Drought tolerant once established echinacea grow in both woodland and prairie conditions.
Extend echinacea’s bloom time right through autumn with dedicated deadheading.
Use them for dried flower ornamental crafts, or echinacea blossoms make wonderful cut flowers in arrangements too!
- Zone: 3 to 9
- Light: Full Sun to Part Shade
- Soil: Average, well-draining soil with a pH of 6.0 to 7.0.
- Native Habitat: Eastern North and Central America.
- Temperature and Humidity: Wide-ranging conditions from moist woodland to prairie.
- Moisture: Water well until established. Drought tolerant once established.
- Maintenance: Easy.
- Feeding: Rarely necessary. In exceptionally poor soil, use a root and bloom fertilizer high in phosphorus, such as bone meal, at the time of planting.
- Pruning / Deadheading: Not required. Cones dry beautifully on plant and can persist through winter. This provides forage for wild birds such as finches. If desired, cut flowers to encourage re-blooming.
- Overwintering: In cold climates, protect plants with mulch and the plant’s own foliage for winter protection. In spring, remove mulch and dead plant material to make way for this season’s new growth.
Varieties and Hybrids
Proven Winners®, as well as many plant suppliers have a wide selection of exquisite echinacea cultivars.
There are 9 to 10 accepted species of echinacea which includes E. angustifolia, E. purpurea, and E. pallida.
Notable Echinacea Series of Cultivars:
- Sombrero® with overlapping petals for fuller flowers.
- Color Coded® collection has fabulous names such as ‘The Fuchsia is Bright’, and ‘Orange you Awesome’.
- Eye-Catcher® boasts compact plants with giant 5 inch brightly colored blossoms.
- Double-ScoopTM echinacea does double duty with lush double flowers with a raised center cushion.
How to Propagate Echinacea
Echinacea can be grown through division, root cuttings, or by seed.
- The best time to divide plants is in early spring.
- With a shovel or similar tool, cut the root ball in half or quarters.
- Replant roots in average well-draining soil in full sun to part shade.
- Water well until established.
Growing echinacea from seed is a great way to produce many plants.
Echinacea can be direct seeded into the garden or started indoors to get a jump on the planting season.

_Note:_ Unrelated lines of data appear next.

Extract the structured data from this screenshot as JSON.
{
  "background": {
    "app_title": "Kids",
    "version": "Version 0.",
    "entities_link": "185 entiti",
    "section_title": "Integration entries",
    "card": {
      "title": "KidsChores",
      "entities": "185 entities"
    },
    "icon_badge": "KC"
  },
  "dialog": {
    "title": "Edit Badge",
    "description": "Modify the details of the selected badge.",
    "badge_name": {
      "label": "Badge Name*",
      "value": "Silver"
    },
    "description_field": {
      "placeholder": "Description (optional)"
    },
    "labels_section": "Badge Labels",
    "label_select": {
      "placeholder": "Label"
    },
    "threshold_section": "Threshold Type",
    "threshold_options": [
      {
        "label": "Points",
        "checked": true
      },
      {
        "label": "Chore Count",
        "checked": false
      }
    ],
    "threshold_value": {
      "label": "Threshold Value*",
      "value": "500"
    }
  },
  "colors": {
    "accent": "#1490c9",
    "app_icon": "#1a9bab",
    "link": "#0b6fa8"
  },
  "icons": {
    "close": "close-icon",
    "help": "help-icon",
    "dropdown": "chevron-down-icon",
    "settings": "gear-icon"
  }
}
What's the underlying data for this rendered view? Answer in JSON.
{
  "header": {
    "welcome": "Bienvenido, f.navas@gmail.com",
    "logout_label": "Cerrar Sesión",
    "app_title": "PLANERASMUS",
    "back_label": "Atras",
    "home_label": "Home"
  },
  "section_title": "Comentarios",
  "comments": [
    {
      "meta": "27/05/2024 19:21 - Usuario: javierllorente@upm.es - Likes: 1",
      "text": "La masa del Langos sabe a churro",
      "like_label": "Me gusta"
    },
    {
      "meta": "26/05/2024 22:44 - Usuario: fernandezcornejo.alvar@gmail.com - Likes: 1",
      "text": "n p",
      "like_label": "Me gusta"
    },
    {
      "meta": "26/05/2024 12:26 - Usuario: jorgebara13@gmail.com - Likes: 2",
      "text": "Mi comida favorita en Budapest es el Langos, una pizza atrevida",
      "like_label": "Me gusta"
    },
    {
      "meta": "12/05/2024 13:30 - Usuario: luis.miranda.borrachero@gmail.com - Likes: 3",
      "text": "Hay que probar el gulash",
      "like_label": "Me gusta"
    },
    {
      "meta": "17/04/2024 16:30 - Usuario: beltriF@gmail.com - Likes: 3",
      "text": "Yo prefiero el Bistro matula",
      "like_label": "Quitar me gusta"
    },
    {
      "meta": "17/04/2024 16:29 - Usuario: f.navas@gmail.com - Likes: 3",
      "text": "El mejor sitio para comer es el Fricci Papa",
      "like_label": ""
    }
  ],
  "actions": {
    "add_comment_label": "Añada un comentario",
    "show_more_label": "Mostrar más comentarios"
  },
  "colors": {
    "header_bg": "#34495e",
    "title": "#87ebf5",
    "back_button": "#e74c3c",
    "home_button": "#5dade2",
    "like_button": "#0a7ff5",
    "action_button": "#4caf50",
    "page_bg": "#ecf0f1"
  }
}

Follow package instructions for echinacea seeds.
As a long-living perennial, plants grown from seed may not produce abundant flowers in the first season of growth.
Your local nursery or favorite online seed supplier may carry a selection of echinacea seeds.
Echinacea is an easy-going, low-maintenance perennial that adds color, beauty, and style everywhere it grows.